Ces critères posés, l’appréciation relève des juges du fond au cas par cas. Le contrôle de la Cour de cassation comme du Conseil d’Etat consistera à vérifier que les juges d’appel ont bien procédé aux recherches et comparaisons leur permettant de répondre à l’alternative posée en principe. Les juges du fond tireront le plus souvent des rapports d’expertise les éléments pour se déterminer et vérifier, en fonction du double test des critères alternatifs posés, si la condition d’anormalité ouvrant droit à indemnisation au titre de la solidarité nationale est ou non remplie.
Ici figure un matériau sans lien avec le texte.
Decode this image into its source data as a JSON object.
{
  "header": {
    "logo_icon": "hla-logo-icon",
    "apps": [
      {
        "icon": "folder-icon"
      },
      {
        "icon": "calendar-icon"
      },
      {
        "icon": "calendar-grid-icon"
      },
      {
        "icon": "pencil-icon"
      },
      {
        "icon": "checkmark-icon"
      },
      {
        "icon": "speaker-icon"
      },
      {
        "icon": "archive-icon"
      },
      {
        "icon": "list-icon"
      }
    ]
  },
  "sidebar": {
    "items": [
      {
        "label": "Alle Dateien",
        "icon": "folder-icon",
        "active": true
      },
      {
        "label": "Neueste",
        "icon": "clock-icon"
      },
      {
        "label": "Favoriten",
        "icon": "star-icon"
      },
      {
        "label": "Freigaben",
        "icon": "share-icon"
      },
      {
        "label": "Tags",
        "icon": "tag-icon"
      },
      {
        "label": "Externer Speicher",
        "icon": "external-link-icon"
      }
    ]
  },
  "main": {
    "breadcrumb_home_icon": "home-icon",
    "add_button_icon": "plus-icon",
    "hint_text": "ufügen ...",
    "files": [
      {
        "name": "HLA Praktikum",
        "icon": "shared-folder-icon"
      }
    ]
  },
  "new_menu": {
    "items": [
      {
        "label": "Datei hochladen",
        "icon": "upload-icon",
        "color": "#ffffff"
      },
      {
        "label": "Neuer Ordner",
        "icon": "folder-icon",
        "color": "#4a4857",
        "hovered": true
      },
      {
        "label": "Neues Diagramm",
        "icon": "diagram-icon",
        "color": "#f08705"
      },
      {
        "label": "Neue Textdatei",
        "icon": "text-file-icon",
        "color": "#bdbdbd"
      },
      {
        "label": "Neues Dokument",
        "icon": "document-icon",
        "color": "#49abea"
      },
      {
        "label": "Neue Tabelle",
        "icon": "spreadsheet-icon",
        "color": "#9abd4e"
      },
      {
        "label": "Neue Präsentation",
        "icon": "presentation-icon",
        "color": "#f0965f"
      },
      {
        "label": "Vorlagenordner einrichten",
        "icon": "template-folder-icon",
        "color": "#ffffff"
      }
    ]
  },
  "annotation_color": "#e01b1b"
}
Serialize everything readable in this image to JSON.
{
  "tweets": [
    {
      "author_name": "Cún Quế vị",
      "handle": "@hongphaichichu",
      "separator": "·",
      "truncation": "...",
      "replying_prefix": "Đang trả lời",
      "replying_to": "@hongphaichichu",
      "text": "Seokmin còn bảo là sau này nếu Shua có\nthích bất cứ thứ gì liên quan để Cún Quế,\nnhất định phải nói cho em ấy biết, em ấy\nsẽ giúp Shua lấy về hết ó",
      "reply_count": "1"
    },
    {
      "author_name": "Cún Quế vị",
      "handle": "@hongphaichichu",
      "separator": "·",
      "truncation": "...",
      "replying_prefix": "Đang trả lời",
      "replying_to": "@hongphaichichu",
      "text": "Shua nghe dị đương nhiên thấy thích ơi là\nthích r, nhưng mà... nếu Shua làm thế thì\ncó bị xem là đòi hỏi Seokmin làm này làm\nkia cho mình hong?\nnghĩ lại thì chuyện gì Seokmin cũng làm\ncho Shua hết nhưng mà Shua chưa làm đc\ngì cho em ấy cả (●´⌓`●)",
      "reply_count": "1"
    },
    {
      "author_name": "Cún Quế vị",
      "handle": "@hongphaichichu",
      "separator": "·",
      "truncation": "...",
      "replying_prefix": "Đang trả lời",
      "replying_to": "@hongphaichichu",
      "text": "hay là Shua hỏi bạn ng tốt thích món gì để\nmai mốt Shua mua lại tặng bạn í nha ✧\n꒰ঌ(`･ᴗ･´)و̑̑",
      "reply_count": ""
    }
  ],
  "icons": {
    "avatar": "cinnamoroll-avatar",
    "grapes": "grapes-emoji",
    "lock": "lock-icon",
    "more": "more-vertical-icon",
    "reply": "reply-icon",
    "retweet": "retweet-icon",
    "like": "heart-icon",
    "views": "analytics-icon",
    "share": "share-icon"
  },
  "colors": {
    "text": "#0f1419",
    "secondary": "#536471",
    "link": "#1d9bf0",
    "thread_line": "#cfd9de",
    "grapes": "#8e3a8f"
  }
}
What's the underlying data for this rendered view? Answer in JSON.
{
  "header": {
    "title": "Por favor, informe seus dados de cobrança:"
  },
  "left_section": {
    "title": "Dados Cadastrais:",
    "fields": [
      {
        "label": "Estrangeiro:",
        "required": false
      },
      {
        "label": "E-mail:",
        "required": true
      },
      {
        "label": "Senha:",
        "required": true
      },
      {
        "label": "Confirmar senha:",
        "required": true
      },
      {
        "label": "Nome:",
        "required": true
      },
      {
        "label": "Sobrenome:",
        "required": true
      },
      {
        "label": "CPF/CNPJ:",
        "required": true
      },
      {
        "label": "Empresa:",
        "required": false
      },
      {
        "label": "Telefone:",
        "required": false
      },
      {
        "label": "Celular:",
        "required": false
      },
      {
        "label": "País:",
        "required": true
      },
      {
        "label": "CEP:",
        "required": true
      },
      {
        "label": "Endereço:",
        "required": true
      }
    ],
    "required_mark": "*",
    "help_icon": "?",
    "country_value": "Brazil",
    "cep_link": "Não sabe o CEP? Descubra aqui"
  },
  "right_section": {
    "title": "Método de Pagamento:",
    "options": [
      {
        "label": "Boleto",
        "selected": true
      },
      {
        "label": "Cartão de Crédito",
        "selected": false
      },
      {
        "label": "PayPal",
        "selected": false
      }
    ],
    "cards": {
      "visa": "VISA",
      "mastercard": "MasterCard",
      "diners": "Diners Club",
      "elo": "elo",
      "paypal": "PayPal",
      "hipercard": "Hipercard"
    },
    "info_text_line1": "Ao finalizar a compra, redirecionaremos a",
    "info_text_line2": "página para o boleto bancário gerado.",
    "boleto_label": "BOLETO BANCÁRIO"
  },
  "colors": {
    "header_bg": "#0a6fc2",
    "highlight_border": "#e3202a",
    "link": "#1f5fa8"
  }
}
2. Sur l’étendue du devoir d’information
L’article L.1111-2 al. 1er du code de la santé publique précise
« Toute personne a le droit d’être informée sur son état de santé. Cette information porte sur les différentes investigations, traitements ou actions de prévention qui sont proposés, leur utilité, leur urgence éventuelle, leurs conséquences, les risques fréquents ou graves normalement prévisibles qu’ils comportent ainsi que sur les autres solutions possibles et sur les conséquences prévisibles en cas de refus. Lorsque, postérieurement à l’exécution des investigations, traitements ou actions de prévention, des risques nouveaux sont identifiés, la personne concernée doit en être informée, sauf en cas d’impossibilité de la retrouver ».
Cette rédaction laissait place à une interrogation concernant l’information sur les risques exceptionnels. En effet, la jurisprudence antérieure à la Loi du 4 mars 2002 retenait que le professionnel de santé n’est pas dispensé de son obligation d’information par le seul fait que ces risques ne se réalisent qu’exceptionnellement – (Cass. civ. 1ère 7 octobre 1998, n°97-10267 – CE 5 janvier 2000 Telle n°181899), or l’article L. 1111-2 précité vise « les risques fréquents ou graves normalement prévisibles ». Si les juridictions du fond tendaient à exiger l’information du risque dès lors qu’il était connu ceci qu’il soit exceptionnel ou non, ni la Cour de cassation ni le Conseil d’Etat n’avaient encore pris position.
C’est désormais chose faite et de concert.
La Cour de cassation dans un arrêt du 12 octobre 2016 (n°15-16894) considère :
« un risque grave scientifiquement connu à la date des soins comme étant en rapport avec l’intervention ou le traitement envisagés, constitue, même s’il ne se réalise qu’exceptionnellement, un risque normalement prévisible ».
Le Conseil d’Etat dans un arrêt du 19 octobre 2016 (n°391538) précise :
« la circonstance qu’un risque de décès ou d’invalidité répertorié dans la littérature médicale ne se réalise qu’exceptionnellement ne dispense pas les médecins de le porter à la connaissance du patient ».
On ne peut que louer cette harmonisation, même s’il reste encore quelques divergences de position notamment dans le cas de l’utilisation de produits défectueux ou en matière de réparation des préjudices corporels.